Director Lileana Blain-Cruz did a fine job of letting her actors breath. They are not in a rush to tell the story. Under her guidance, they take their time. She allows the story to simmer and then explode at the end. She gets sterling performances from Karen PIttman as mom Nya, Tasha Lawrence as the other teacher, Laurie, Namir Smallwood as Omari, Heather Velazquez as his girlfriend, Jasmine, Morocco Omari as the dad and Jaime Lincoln Smith as Dun, who has to be the smartest security guard who ever lived. Together, this ensemble tells a story you read about in the news or see on television every day. It is the endless fight for success, and racial acknowledgement, in the United States.

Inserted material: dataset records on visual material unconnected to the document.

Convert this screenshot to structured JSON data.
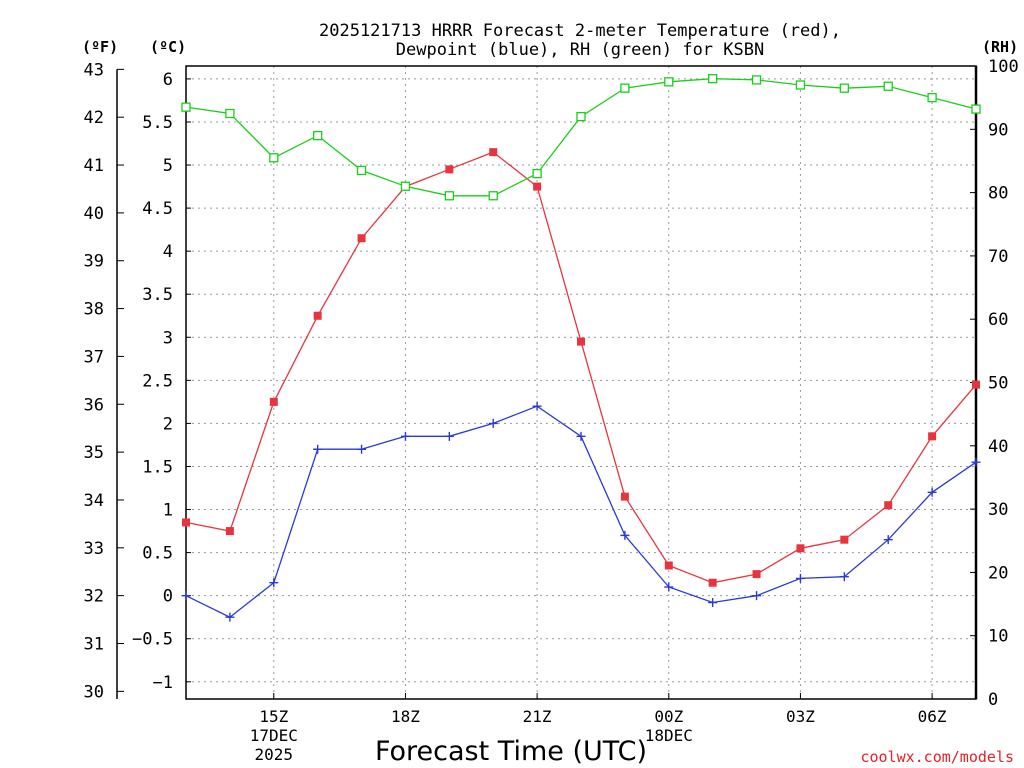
{
  "chart_data": {
    "type": "line",
    "title": [
      "2025121713 HRRR Forecast 2-meter Temperature (red),",
      "Dewpoint (blue), RH (green) for KSBN"
    ],
    "units": {
      "fahrenheit": "(ºF)",
      "celsius": "(ºC)",
      "rh": "(RH)"
    },
    "xlabel": "Forecast Time (UTC)",
    "credit": "coolwx.com/models",
    "x_hours": [
      0,
      1,
      2,
      3,
      4,
      5,
      6,
      7,
      8,
      9,
      10,
      11,
      12,
      13,
      14,
      15,
      16,
      17,
      18
    ],
    "xlim": [
      0,
      18
    ],
    "x_ticks": [
      {
        "hour": 2,
        "lines": [
          "15Z",
          "17DEC",
          "2025"
        ]
      },
      {
        "hour": 5,
        "lines": [
          "18Z"
        ]
      },
      {
        "hour": 8,
        "lines": [
          "21Z"
        ]
      },
      {
        "hour": 11,
        "lines": [
          "00Z",
          "18DEC"
        ]
      },
      {
        "hour": 14,
        "lines": [
          "03Z"
        ]
      },
      {
        "hour": 17,
        "lines": [
          "06Z"
        ]
      }
    ],
    "celsius_axis": {
      "lim": [
        -1.2,
        6.15
      ],
      "ticks": [
        -1,
        -0.5,
        0,
        0.5,
        1,
        1.5,
        2,
        2.5,
        3,
        3.5,
        4,
        4.5,
        5,
        5.5,
        6
      ]
    },
    "fahrenheit_axis": {
      "ticks": [
        30,
        31,
        32,
        33,
        34,
        35,
        36,
        37,
        38,
        39,
        40,
        41,
        42,
        43
      ]
    },
    "rh_axis": {
      "lim": [
        0,
        100
      ],
      "ticks": [
        0,
        10,
        20,
        30,
        40,
        50,
        60,
        70,
        80,
        90,
        100
      ]
    },
    "series": [
      {
        "name": "Temperature",
        "axis": "celsius",
        "color": "#e8343f",
        "marker": "filled-square",
        "values": [
          0.85,
          0.75,
          2.25,
          3.25,
          4.15,
          4.75,
          4.95,
          5.15,
          4.75,
          2.95,
          1.15,
          0.35,
          0.15,
          0.25,
          0.55,
          0.65,
          1.05,
          1.85,
          2.45
        ]
      },
      {
        "name": "Dewpoint",
        "axis": "celsius",
        "color": "#2a3ad8",
        "marker": "plus",
        "values": [
          0.0,
          -0.25,
          0.15,
          1.7,
          1.7,
          1.85,
          1.85,
          2.0,
          2.2,
          1.85,
          0.7,
          0.1,
          -0.08,
          0.0,
          0.2,
          0.22,
          0.65,
          1.2,
          1.55
        ]
      },
      {
        "name": "RH",
        "axis": "rh",
        "color": "#18d018",
        "marker": "open-square",
        "values": [
          93.5,
          92.5,
          85.5,
          89,
          83.5,
          81,
          79.5,
          79.5,
          83,
          92,
          96.5,
          97.5,
          98,
          97.8,
          97,
          96.5,
          96.8,
          95,
          93.2
        ]
      }
    ]
  }
}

The play is augmented by a harsh and gritty series of black and white video projections against the entire back wall of the theater of high school life, including fights, that are a real plus to the story.

Despite the aforementioned minor troubles of the play, Pipeline is a solid and impressive story about an ongoing dilemma in American society. Can you buy success for your children by putting them in special schools, or in pricey prep schools? Does an education equal success in America?

PRODUCTION: The play is produced by Lincoln Center. Sets: Matt Saunders, Costumes: Montana Levi Blanco, Lighting: Kyi Zhao, Sound: Justin Ellington, Projections: Hannah Wasileski. The play is directed by Lileana Blain-Cruz. The play runs through August 27.